SAT scores have been declining for decades, but this year the College Board — the association that produces the pre-college exam — is more concerned.
The 1.6 million test-takers this year averaged 496 in reading, 514 in math and 488 in writing, according to a new report from the College Board. That’s a combined score of 1498 — below the benchmark of 1550 the College Board says indicates college readiness.
Only 43 percent scored above that benchmark, it says.
That figure has been roughly the same since 2009, The Huffington Post says, while the trend of scores has been downward since 1972. Students who met or exceeded the benchmark were more likely to have taken a core curriculum emphasizing English, math, science and history; much more likely to have taken advanced placement or honors courses; and much more likely to be in the top 10 percent of their graduating class by GPA.

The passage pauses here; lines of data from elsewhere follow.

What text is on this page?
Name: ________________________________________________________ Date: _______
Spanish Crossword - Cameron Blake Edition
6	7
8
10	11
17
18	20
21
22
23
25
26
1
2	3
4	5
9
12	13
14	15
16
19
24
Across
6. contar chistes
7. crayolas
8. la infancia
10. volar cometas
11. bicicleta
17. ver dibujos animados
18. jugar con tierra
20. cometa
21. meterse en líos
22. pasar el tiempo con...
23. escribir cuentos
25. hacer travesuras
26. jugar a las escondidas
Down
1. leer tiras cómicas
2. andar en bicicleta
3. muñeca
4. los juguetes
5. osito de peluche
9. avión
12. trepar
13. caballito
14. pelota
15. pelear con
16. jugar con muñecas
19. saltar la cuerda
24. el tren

“While some might see stagnant scores as no news, we at the College Board consider it a call to action,” College Board president David Coleman said in a press release about the data. “We must dramatically increase the number of students in K–12 who are prepared for college and careers.”

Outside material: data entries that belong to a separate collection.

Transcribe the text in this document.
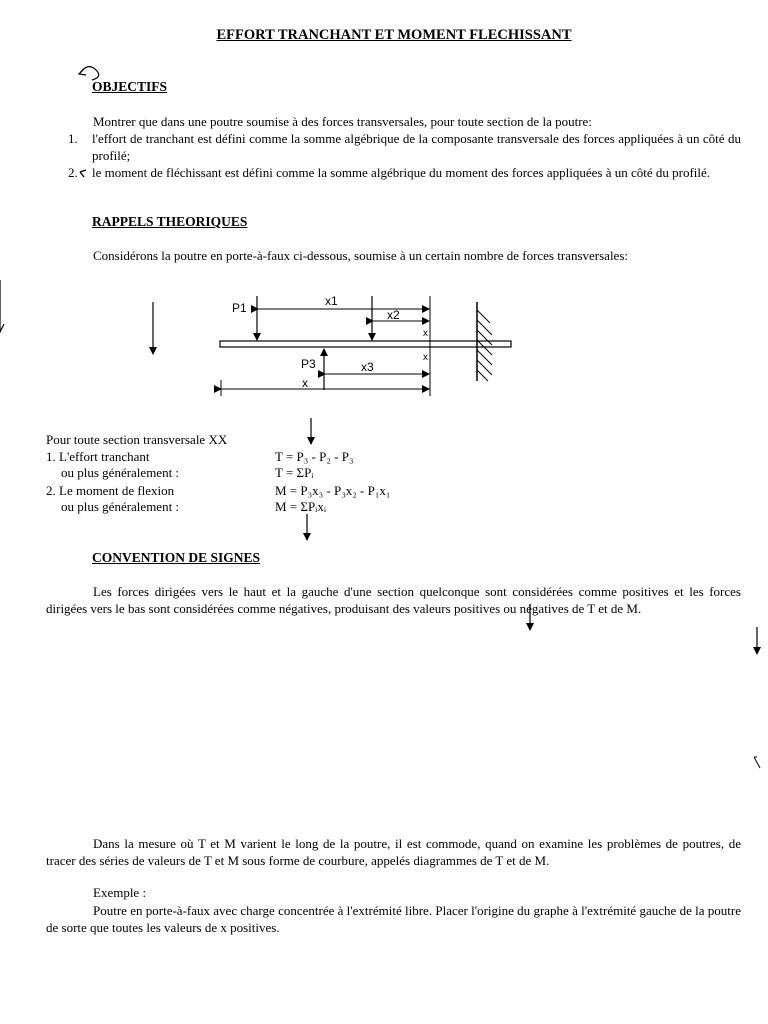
EFFORT TRANCHANT ET MOMENT FLECHISSANT
OBJECTIFS
Montrer que dans une poutre soumise à des forces transversales, pour toute section de la poutre:
1.	l'effort de tranchant est défini comme la somme algébrique de la composante transversale des forces appliquées à un côté du profilé;
2.	le moment de fléchissant est défini comme la somme algébrique du moment des forces appliquées à un côté du profilé.
RAPPELS THEORIQUES
Considérons la poutre en porte-à-faux ci-dessous, soumise à un certain nombre de forces transversales:
P1	x1
x2
x
x
P3	x3
x
Pour toute section transversale XX
1. L'effort tranchant	T = P₃ - P₂ - P₃
ou plus généralement :	T = ΣPᵢ
2. Le moment de flexion	M = P₃x₃ - P₃x₂ - P₁x₁
ou plus généralement :	M = ΣPᵢxᵢ
CONVENTION DE SIGNES
Les forces dirigées vers le haut et la gauche d'une section quelconque sont considérées comme positives et les forces dirigées vers le bas sont considérées comme négatives, produisant des valeurs positives ou négatives de T et de M.
Dans la mesure où T et M varient le long de la poutre, il est commode, quand on examine les problèmes de poutres, de tracer des séries de valeurs de T et M sous forme de courbure, appelés diagrammes de T et de M.
Exemple :
Poutre en porte-à-faux avec charge concentrée à l'extrémité libre. Placer l'origine du graphe à l'extrémité gauche de la poutre de sorte que toutes les valeurs de x positives.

Even the college readiness benchmark isn’t exactly a sign students will excel — just that they’ll probably get through it. “The SAT Benchmark score of 1550 is associated with a 65 percent probability of obtaining a first-year GPA (FYGPA) of B-,” the report says. If most students can’t even muster that, it sure does sound bad.

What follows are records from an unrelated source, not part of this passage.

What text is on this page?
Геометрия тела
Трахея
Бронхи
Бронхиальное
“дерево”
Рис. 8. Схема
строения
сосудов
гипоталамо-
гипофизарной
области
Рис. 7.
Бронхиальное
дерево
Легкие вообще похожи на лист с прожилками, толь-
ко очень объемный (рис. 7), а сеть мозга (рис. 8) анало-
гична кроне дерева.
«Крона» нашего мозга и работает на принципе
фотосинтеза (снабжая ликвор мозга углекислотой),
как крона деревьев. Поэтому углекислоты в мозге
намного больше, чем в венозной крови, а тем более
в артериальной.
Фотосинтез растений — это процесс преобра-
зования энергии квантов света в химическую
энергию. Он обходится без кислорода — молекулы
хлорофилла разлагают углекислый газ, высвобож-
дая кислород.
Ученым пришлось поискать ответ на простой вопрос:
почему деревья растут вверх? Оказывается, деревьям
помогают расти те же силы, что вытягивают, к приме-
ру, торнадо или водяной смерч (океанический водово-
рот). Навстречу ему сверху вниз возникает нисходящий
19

The bright spot is that scores and participation improved among minority groups:
- 46 percent of test-takers were minority students, the largest percentage ever.
- In 2012, 14.8 percent of African-American test-takers met or beat the benchmark. The number rose to 15.6 percent this year.
- Last year, 22.8 percent of Hispanic test-takers met or beat the benchmark. This year, 23.5 percent did.
Others are less concerned about the results. Jim Hull, a senior policy analyst for the National School Boards Association, and U.S. Secretary of Education Arne Duncan both highlighted the improvements among minorities, The Huffington Post says.
Others, such as American Institutes of Research vice president Mark Schneider, suggested the College Board was just tooting its own horn. “This [report] does not mean that the CB’s suite of products (PSAT/SAT/AP) is causally connected to college success. This report skirts way too close to that causal link than it should,” he said.